Rogus nailed his two shots from the charity stripe, after which he was sent to the bench to give his ankle some rest, and was not seen again until the 1:50 mark. Rogus fought through the pain to log 23 minutes on the night.
“Coach [Sullivan] was just trying to keep me safe,” Rogus said. “I’m dying and my body is falling apart. He was just looking out for me.”
The limited time for Rogus and the loss of sophomore forward Zach Martin—sidelined with a broken hand—forced the rest of the team to take on more minutes, including junior captain Jason Norman who did not sit once the entire game.
“[Rogus has] been really gutty the last two games,” Sullivan said. “He’s going to get through the rest of the season, but after that he’s going to need some time off. It’s a serious injury.”
Despite the pain Rogus must be feeling, he says it won’t prevent him from playing for the rest of the year.
“You know I’m just going to do the same thing I did last week,” Rogus said in between laughs. “I’m going to stay off it, practice and…wrap it up. There’s not much you can do.

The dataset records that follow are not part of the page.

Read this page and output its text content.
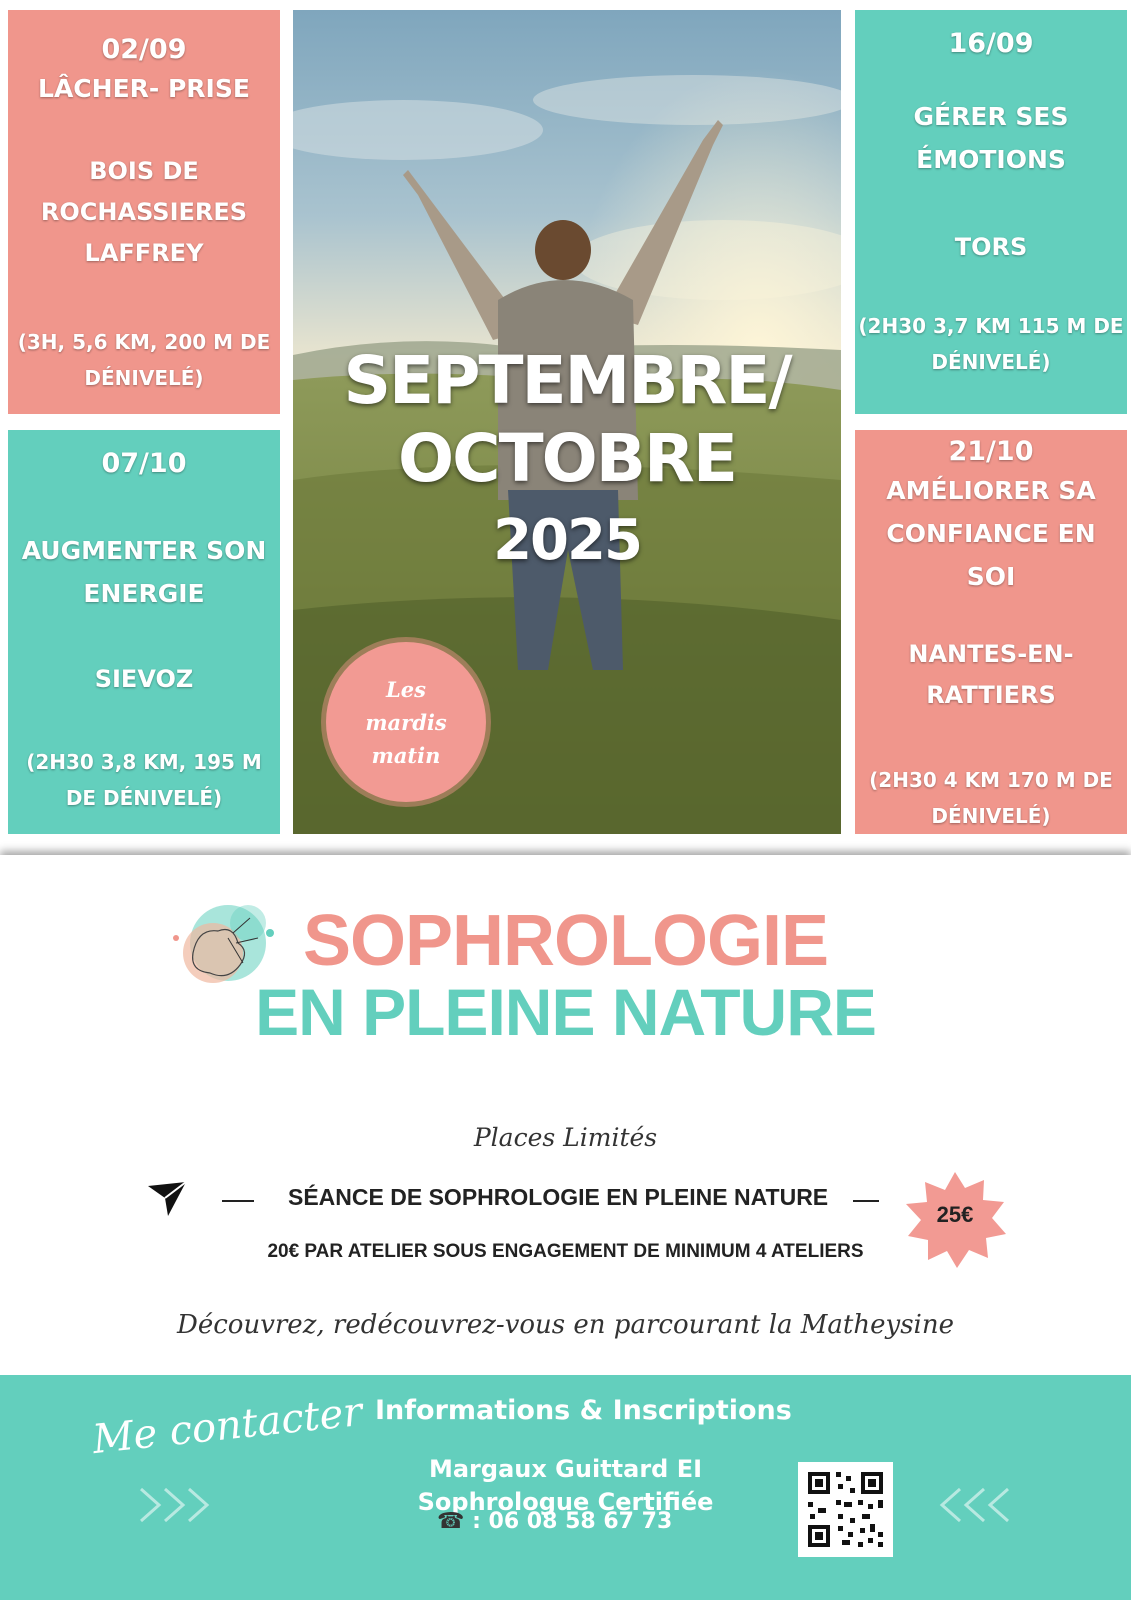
02/09
LÂCHER- PRISE
BOIS DE
ROCHASSIERES
LAFFREY
(3H, 5,6 KM, 200 M DE
DÉNIVELÉ)
16/09
GÉRER SES
ÉMOTIONS
TORS
(2H30 3,7 KM 115 M DE
DÉNIVELÉ)
07/10
AUGMENTER SON
ENERGIE
SIEVOZ
(2H30 3,8 KM, 195 M
DE DÉNIVELÉ)
21/10
AMÉLIORER SA
CONFIANCE EN
SOI
NANTES-EN-
RATTIERS
(2H30 4 KM 170 M DE
DÉNIVELÉ)
SEPTEMBRE/
OCTOBRE
2025
Les
mardis
matin
SOPHROLOGIE
EN PLEINE NATURE
Places Limités
SÉANCE DE SOPHROLOGIE EN PLEINE NATURE
25€
20€ PAR ATELIER SOUS ENGAGEMENT DE MINIMUM 4 ATELIERS
Découvrez, redécouvrez-vous en parcourant la Matheysine
Me contacter Informations & Inscriptions
Margaux Guittard EI
Sophrologue Certifiée
☎ : 06 08 58 67 73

There’s two weeks left so I’m just going to play through the pain.”
GUARD THE GUARDS
Though the Crimson may have let Cornell’s Ka’Ron Barnes and Lenny Collins score 42 of the Big Red’s 46 second half points, Harvard guarded the perimeter well—an area in which it has struggled all year.
On Friday night Columbia torched the Harvard perimeter defense, knocking down 10 three-pointers—most of which were uncontested looks.
But on Saturday Cornell had just three treys on 16 attempts, tying the mark for the second-fewest number of trifectas by an opponent this season. In the last meeting the Big Red was eight for 22 from behind the arc.
“The biggest streak we were trying to avoid [Saturday night] was the three-point shooting,” Sullivan said. “They can put their threes together in bunches and they didn’t do that tonight.”